The Sting was another huge hit, with Newman as the wise old con man Henry Gondorff, and Redford as the up-and-coming con man Johnny Hooker. All the way down the cast list you find accomplished actors, and the intricate screenplay needed just such pros to make it work. Robert Shaw portrays an Irish gangster, Doyle Lonnegan, a tough who tells one of his henchmen that he would even kill a childhood friend if necessary to preserve his hold on the mob.
Gondorff and Hooker, the small-time grifters, are out for revenge against Lonnegan for killing one of their old con-man accomplices. Regarding Lonnegan, Johnny Hooker says "he's not as tough as he thinks", to which the more experienced Gondorff replies, "neither are we." Gritty realism flows through the entire film, but the story is told with a light comedic touch. Of special note is the soundtrack music of Scott Joplin, now most famous for "The Entertainer" due to its use in The Sting. Joplin's music was actually from a time even earlier than the setting of Butch Cassidy and the Sundance Kid, but its spirit does seem to fit the time of The Sting.

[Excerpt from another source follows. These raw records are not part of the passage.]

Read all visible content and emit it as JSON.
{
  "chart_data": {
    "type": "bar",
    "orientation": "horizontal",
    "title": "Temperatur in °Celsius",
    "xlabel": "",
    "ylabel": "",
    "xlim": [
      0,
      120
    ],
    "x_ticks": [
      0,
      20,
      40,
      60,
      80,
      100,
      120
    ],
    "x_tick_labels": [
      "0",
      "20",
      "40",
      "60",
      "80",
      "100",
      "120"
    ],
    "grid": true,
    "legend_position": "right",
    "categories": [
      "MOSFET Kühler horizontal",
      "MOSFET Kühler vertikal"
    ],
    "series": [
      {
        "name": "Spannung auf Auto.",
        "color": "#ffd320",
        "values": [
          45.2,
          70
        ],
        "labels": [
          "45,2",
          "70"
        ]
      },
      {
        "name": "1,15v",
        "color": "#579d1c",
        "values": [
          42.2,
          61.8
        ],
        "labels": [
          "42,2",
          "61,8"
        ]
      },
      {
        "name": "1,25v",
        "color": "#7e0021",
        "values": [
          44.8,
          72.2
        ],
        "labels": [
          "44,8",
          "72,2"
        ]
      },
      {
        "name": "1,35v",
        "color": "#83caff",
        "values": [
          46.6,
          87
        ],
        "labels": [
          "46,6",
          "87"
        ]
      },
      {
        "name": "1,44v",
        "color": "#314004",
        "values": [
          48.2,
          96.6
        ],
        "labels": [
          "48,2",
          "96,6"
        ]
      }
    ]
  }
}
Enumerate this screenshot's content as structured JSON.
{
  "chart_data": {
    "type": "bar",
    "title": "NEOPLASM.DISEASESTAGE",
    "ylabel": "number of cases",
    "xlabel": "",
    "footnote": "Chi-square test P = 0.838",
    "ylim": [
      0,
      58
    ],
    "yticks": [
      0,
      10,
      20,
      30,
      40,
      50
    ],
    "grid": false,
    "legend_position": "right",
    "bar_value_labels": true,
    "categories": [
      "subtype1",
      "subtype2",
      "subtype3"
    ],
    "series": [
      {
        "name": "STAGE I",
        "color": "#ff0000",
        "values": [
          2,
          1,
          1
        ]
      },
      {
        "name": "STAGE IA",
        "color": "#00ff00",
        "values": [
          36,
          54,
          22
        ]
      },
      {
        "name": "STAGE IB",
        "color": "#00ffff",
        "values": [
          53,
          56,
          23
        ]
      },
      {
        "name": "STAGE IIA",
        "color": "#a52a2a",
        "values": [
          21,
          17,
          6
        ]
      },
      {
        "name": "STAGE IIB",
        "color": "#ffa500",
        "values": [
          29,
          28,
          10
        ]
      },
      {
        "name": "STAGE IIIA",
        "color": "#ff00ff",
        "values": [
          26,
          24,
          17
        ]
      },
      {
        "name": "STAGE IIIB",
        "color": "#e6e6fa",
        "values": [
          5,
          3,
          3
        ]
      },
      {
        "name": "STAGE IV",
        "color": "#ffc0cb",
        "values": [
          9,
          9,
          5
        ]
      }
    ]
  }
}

When a film succeeds, or when it fails, much credit or blame is due the director. George Roy Hill took this complex story, delicately balanced between tragedy and farce, and made it work. At least four sub-plots are interwoven, and each is brought to a conclusion with no loose ends. The Sting is a greatly enjoyable film, and a tribute to Hill's craftsmanship and that of his stellar cast.
This one is so good that it is worth the upgrade to Blu-ray. There is a bit of controversy about the aspect ratio, whether 1.37 to 1 or 1.85 to 1. I am normally very sensitive to such things, but seeing both versions years apart, I noticed nothing amiss. For what it is worth, the Blu-ray picture quality in The Sting is way better than that in Butch Cassidy and the Sundance Kid.